I come from a family of eight that is never lacking in fun, excitement, and drama. We all have big personalities. To preserve my mental health, I have to be quite selective about when I engage my mom, siblings, father, and just about everyone related to me. Being emotionally and mentally available for my son can be VERY taxing. It is a lot of work. By the time I am done engaging my son and the complexities of his life and caretakers, I only have room for edifying relationships. Once it becomes too exhausting, I have to bow out so the rest of my life doesn't suffer.


2. I didn't watch horror flicks


Honestly, I've had enough real-life trauma between my childhood and adult life that I can straight skip Law and Disorder SUV (or whatever it's called). I only watch films that spark joy and feed the good feelings in my life at this point. Give me more predictable hallmark specials, Mr. Macaroni, and Nigerian movies, please.

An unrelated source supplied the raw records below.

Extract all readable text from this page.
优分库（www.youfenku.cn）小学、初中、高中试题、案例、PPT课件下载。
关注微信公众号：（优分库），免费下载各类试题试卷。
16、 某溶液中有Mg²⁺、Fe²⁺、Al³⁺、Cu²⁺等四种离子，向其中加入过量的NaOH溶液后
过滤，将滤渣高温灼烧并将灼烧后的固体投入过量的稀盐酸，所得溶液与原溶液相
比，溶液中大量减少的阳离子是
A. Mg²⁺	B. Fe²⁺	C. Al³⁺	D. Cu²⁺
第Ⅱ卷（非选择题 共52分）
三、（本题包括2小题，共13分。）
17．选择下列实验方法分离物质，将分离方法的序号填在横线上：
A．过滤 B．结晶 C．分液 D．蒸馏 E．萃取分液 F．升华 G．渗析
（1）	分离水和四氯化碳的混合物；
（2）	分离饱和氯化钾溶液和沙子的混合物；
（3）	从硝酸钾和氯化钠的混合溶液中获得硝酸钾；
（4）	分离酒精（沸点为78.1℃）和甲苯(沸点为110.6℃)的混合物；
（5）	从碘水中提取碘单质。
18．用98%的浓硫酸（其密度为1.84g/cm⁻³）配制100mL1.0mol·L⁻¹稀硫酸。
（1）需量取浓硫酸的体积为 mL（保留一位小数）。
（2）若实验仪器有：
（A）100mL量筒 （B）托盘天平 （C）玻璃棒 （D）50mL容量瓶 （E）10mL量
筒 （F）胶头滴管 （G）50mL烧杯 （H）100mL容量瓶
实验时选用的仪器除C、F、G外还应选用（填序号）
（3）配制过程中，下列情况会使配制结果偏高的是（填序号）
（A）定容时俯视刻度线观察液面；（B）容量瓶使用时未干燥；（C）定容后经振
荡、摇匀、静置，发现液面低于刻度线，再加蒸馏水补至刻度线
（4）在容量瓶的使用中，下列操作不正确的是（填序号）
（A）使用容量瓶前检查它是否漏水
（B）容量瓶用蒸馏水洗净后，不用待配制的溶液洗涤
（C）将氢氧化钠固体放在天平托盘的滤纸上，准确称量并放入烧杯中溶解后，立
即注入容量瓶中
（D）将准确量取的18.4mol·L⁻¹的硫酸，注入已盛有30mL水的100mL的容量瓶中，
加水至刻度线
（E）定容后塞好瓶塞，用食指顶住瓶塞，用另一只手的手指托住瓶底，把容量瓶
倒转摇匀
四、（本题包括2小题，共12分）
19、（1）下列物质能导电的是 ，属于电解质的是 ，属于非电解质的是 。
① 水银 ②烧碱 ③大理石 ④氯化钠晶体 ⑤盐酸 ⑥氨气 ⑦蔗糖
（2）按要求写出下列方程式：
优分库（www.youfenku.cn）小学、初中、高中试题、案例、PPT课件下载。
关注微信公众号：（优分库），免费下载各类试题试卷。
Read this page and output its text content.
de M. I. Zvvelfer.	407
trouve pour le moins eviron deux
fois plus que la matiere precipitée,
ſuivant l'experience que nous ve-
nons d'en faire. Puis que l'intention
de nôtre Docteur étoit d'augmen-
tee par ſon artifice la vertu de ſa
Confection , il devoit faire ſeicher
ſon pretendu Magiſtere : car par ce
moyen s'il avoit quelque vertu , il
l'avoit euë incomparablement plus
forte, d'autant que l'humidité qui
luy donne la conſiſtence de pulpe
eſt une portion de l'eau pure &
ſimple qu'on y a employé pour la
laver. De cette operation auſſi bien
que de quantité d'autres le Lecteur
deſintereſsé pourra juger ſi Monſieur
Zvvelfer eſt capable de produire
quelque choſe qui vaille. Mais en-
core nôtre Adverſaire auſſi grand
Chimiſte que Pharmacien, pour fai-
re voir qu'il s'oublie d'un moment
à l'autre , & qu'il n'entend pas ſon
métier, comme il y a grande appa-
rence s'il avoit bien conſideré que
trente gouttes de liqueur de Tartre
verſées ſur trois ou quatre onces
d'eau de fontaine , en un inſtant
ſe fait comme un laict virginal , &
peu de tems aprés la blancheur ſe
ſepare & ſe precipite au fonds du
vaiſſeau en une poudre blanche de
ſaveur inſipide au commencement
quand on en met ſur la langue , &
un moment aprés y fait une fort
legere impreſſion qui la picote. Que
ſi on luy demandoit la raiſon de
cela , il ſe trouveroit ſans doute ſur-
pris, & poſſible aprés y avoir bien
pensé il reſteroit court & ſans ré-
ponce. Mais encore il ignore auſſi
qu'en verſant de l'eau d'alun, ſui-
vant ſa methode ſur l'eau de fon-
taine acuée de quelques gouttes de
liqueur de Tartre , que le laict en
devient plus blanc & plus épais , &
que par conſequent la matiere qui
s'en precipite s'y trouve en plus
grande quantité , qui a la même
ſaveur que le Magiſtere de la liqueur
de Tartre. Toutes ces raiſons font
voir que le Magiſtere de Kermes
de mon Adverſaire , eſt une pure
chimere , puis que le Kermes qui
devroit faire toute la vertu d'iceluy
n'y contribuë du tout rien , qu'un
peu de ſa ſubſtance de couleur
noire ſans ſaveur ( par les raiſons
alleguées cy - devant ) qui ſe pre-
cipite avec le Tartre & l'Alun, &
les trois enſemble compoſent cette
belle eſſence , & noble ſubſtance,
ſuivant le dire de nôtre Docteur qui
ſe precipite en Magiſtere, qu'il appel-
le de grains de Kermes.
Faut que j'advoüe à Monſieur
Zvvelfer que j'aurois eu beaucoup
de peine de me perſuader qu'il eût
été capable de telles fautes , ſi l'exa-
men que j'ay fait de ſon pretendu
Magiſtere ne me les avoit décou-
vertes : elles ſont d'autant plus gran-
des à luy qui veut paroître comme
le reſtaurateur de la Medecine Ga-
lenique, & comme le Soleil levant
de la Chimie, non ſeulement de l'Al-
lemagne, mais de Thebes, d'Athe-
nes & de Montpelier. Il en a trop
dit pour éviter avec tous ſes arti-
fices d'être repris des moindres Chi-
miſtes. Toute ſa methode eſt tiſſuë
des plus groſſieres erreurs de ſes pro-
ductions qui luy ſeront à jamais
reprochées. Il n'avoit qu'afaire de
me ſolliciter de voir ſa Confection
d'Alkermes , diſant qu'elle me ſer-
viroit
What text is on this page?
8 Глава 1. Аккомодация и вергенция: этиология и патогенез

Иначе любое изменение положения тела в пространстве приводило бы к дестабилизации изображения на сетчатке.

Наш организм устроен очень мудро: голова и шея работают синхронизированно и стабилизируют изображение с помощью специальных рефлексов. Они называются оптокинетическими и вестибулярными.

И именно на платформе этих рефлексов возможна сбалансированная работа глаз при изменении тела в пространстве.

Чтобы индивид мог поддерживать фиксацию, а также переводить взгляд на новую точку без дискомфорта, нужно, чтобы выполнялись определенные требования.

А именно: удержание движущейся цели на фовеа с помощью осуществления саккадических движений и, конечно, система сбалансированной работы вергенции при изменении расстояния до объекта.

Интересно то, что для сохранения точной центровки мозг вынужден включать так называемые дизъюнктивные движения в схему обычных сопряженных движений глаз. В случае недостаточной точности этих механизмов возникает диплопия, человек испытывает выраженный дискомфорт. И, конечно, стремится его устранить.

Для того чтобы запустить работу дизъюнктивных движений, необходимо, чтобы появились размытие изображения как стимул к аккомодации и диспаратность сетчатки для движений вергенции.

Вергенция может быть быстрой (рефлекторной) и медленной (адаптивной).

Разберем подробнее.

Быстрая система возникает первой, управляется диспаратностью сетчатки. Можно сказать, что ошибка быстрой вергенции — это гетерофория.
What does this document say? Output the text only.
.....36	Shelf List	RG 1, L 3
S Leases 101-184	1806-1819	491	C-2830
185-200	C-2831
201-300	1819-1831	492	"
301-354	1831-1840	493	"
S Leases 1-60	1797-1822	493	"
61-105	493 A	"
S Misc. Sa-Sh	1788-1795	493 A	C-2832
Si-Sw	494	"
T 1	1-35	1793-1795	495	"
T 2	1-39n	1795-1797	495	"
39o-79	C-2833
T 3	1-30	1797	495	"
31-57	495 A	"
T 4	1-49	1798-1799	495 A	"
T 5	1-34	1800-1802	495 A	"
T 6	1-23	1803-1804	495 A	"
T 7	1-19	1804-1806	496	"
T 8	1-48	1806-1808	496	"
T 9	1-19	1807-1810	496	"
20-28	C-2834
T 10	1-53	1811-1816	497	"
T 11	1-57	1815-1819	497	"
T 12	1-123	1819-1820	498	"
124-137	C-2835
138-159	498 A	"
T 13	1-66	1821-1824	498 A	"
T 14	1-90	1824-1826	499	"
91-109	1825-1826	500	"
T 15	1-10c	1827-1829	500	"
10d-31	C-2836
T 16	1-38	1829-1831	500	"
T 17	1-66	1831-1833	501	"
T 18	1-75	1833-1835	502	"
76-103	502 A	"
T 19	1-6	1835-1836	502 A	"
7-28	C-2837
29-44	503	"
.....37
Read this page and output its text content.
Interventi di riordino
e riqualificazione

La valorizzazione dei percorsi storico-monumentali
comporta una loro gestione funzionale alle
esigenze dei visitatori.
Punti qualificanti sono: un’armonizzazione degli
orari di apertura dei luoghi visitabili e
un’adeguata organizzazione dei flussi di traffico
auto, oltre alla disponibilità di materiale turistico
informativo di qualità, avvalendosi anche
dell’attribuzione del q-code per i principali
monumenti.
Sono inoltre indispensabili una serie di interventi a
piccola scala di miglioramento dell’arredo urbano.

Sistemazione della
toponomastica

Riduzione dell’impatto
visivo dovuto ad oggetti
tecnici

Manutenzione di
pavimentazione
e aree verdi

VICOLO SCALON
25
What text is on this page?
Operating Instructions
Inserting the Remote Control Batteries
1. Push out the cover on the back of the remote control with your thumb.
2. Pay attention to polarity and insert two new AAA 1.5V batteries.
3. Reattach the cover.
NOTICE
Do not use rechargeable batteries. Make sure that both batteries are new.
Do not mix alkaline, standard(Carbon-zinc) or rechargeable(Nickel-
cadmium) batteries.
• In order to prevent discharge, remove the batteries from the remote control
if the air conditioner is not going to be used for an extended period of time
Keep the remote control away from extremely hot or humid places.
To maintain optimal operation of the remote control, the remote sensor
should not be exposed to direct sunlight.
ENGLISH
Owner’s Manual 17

3. I didn't watch the news.


It's all bad. All the time. I read my news instead of watching endless arguments and speculation on news channels that promote anxiety by giving us the worst possible scenario in twenty different ways. I'm not fond of the way news is sensationalized in the U.S., and I don't need it. Just the facts, please.


4. I took lots of baths with soothing music


I wish I did a better job of taking care of myself, ya'll. I've decided 2021 is my year of self-care. The pains, body aches, and PTSD triggered insomnia have to go. So does this extra weight I've put on stress eating. In the meanwhile. I am religious about my Epsom salt baths ( and vitamins AND green pressed juices). It has been fantastic.



5. I stayed away from spaces and people who like strife.


At this point, I have made a clean sweep of my life, phone lists, friends-lists, email lists, and just about every "list" I could get my hands on. If I sense a bad vibe, I trust my intuition and remove myself. All in all, I like my life drama free when I can help it. I also resign to stepping away from unnecessarily stressful interactions for roles that don't pay me. I'm not about to have high blood pressure in the name of any position, better yet, a volunteer one.


When you see me loving, living, and healing in these streets, know that I made some tough choices to prune my life of anything that no longer served me. It makes life awkward some days when you have the occasional FOMO, but the exchange for peace of mind and a quiet life is well worth it.